Now that we have \(\hat{\beta_0}\) and \(\hat{\beta_1}\), we can get an estimate of \(E(Y|x)\), or \(\hat{y}\), for a given \(x\), say \(x=1500\), by computing \(\hat{y} = \hat{\beta_0} +\hat{\beta_1} \cdot 1500\):
yhat = beta0 + beta1*1500
yhat
[1] 125591.9
We can also do this in R using the predict function:
yhat = predict(object=m1, newdata=data.frame(living=1500))
yhat
1
125591.9
We can also get all of the predicted values for all houses in our data frame using predict with newdata=d:
d$yhat = predict(object=m1, newdata=d)
head(d[,c('address', 'value', 'living', 'yhat')])
address value living yhat
1 199 SOUTH END RD 145670 1475 123363.84
2 11 URIAH ST 150710 1792 151615.19
3 181 SOUTH END RD 115010 864 68910.92
4 169 SOUTH END RD 105280 1040 84596.21
5 173 SOUTH END RD 129290 1512 126661.32
6 165 SOUTH END RD 95060 1080 88161.05
Let’s make another plot with just a few of the points so we can draw some more stuff on it and use it to help us understand our new notation. (Ignore the code used to make this plot for now.)

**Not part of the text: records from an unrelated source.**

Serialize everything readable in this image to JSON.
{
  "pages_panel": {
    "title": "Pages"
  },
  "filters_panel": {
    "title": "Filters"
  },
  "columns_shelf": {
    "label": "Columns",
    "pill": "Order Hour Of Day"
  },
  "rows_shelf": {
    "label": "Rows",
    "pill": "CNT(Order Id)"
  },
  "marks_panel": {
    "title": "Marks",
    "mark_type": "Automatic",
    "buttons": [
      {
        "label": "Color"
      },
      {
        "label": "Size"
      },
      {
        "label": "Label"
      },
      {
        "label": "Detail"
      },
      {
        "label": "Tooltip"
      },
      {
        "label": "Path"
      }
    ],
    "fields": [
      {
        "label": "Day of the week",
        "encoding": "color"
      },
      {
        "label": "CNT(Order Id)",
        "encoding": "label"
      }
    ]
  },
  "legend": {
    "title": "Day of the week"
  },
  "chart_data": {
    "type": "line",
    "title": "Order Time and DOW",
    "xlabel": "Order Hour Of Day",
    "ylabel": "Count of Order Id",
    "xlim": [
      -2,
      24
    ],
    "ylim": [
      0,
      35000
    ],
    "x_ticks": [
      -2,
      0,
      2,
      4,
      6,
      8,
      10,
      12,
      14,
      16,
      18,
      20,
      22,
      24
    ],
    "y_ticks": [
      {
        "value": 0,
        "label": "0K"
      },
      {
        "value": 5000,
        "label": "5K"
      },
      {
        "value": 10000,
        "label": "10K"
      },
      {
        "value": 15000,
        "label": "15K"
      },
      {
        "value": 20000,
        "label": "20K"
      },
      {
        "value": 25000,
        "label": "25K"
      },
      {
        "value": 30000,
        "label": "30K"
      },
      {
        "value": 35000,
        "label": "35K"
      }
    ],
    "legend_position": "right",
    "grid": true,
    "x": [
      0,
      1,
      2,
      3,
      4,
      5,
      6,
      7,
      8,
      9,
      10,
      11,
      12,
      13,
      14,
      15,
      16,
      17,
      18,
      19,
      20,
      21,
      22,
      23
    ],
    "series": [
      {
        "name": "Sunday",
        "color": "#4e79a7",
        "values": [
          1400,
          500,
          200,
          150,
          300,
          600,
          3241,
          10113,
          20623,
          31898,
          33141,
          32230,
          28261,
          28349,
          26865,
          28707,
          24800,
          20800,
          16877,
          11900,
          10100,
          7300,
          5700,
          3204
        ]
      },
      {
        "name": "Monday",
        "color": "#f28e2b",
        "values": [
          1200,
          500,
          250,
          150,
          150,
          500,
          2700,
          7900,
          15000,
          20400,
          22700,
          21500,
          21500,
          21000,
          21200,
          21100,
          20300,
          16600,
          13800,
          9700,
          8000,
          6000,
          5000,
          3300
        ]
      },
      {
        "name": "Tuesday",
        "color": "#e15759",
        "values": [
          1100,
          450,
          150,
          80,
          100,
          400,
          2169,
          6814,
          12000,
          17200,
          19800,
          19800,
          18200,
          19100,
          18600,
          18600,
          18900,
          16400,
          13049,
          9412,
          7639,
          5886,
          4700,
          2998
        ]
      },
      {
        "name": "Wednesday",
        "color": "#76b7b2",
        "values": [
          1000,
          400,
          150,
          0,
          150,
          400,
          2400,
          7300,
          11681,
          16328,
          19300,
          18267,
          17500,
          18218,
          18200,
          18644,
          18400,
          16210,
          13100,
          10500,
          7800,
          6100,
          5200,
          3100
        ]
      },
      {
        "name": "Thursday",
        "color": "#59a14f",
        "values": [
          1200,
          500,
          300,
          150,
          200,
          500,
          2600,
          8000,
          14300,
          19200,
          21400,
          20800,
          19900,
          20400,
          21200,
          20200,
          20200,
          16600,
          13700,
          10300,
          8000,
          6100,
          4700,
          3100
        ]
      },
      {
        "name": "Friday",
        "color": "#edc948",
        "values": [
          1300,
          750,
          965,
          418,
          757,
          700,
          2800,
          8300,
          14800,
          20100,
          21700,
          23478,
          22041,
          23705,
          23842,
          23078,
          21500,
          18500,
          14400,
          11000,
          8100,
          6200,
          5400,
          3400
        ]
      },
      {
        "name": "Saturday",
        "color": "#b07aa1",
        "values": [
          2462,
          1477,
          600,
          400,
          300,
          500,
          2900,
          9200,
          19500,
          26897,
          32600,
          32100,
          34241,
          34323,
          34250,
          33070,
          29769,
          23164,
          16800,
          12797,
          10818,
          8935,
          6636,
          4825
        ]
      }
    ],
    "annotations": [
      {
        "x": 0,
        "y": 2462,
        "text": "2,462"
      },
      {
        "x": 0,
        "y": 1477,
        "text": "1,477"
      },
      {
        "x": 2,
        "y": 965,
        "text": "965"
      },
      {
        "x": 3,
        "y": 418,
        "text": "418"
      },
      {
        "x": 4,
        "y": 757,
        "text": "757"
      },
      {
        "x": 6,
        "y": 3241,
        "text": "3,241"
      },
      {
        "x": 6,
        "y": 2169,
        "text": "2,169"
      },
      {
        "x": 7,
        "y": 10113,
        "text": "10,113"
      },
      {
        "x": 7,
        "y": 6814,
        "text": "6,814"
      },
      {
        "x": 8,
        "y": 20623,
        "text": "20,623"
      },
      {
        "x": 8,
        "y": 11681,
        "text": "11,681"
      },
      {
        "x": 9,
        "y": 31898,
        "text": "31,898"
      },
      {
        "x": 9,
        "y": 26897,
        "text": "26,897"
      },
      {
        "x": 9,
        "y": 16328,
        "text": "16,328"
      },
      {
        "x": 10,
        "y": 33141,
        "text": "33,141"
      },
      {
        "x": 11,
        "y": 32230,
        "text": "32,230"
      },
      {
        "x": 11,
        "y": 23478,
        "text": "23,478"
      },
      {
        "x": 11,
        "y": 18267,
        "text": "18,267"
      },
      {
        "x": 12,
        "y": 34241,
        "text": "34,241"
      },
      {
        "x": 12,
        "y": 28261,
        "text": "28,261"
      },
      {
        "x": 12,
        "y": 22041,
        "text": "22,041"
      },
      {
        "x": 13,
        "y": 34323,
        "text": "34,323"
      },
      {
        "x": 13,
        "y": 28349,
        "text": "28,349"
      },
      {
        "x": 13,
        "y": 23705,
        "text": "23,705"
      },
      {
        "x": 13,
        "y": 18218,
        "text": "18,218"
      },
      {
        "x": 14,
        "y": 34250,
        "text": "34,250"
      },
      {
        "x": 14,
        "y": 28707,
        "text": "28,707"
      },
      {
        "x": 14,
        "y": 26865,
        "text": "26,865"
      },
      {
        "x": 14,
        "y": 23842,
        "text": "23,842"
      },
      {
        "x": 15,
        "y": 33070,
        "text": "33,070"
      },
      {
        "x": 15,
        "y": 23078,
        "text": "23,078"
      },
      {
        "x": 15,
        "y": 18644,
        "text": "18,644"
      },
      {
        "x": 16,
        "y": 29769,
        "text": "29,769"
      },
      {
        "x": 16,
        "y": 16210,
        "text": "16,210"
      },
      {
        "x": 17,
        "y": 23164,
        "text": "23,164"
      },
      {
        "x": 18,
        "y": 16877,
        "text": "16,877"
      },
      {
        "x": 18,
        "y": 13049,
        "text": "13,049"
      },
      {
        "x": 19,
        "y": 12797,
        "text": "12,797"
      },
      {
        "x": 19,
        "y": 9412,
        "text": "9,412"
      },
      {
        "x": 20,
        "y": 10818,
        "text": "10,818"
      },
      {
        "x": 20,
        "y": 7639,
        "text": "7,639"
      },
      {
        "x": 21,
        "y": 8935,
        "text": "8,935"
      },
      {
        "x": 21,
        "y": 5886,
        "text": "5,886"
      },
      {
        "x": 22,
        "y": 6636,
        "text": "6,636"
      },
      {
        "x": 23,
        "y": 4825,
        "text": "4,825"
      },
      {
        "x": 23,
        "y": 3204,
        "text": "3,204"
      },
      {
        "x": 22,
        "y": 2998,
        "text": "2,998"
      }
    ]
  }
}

We have plotted some points denoted \((x_j, y_j)\), drawn a regression line through those points, and have put some vertical lines between the points and the regression line.
We will use a hat \(\hat{}\) over a variable or parameter to denote that it is our estimate of that variable or parameter. For example, \(\hat{\beta_0}\) and \(\hat{\beta_1}\) will be our estimates of the parameters \(\beta_0\) and \(\beta_1\). Also, we will use \(\hat{y}\) to refer to our estimate of \(y\) for some value of \(x\). Our estimate \(\hat{y}\) will come from our estimated regression line:
\[\hat{y} = \hat{\beta_0} + \hat{\beta_1} x\]
and we will interpret it as the expected value of \(y\) for a given value of \(x\) based on our estimated regression line.
We emphasize that this regression line is different than the regression model
\[ Y = \beta_0 + \beta_1 x + \epsilon \]
in two important ways:
Note that \(e_1\) represents the vertical distance between \(y_1\) and \(\hat{y_1}\), \(e_2\) is the distance between \(y_2\) and \(\hat{y_2}\), and so on: \[ e_j = y_j - \hat{y_j} \] These \(e_j\)’s are called residuals, and these are the quantities that we hope are small.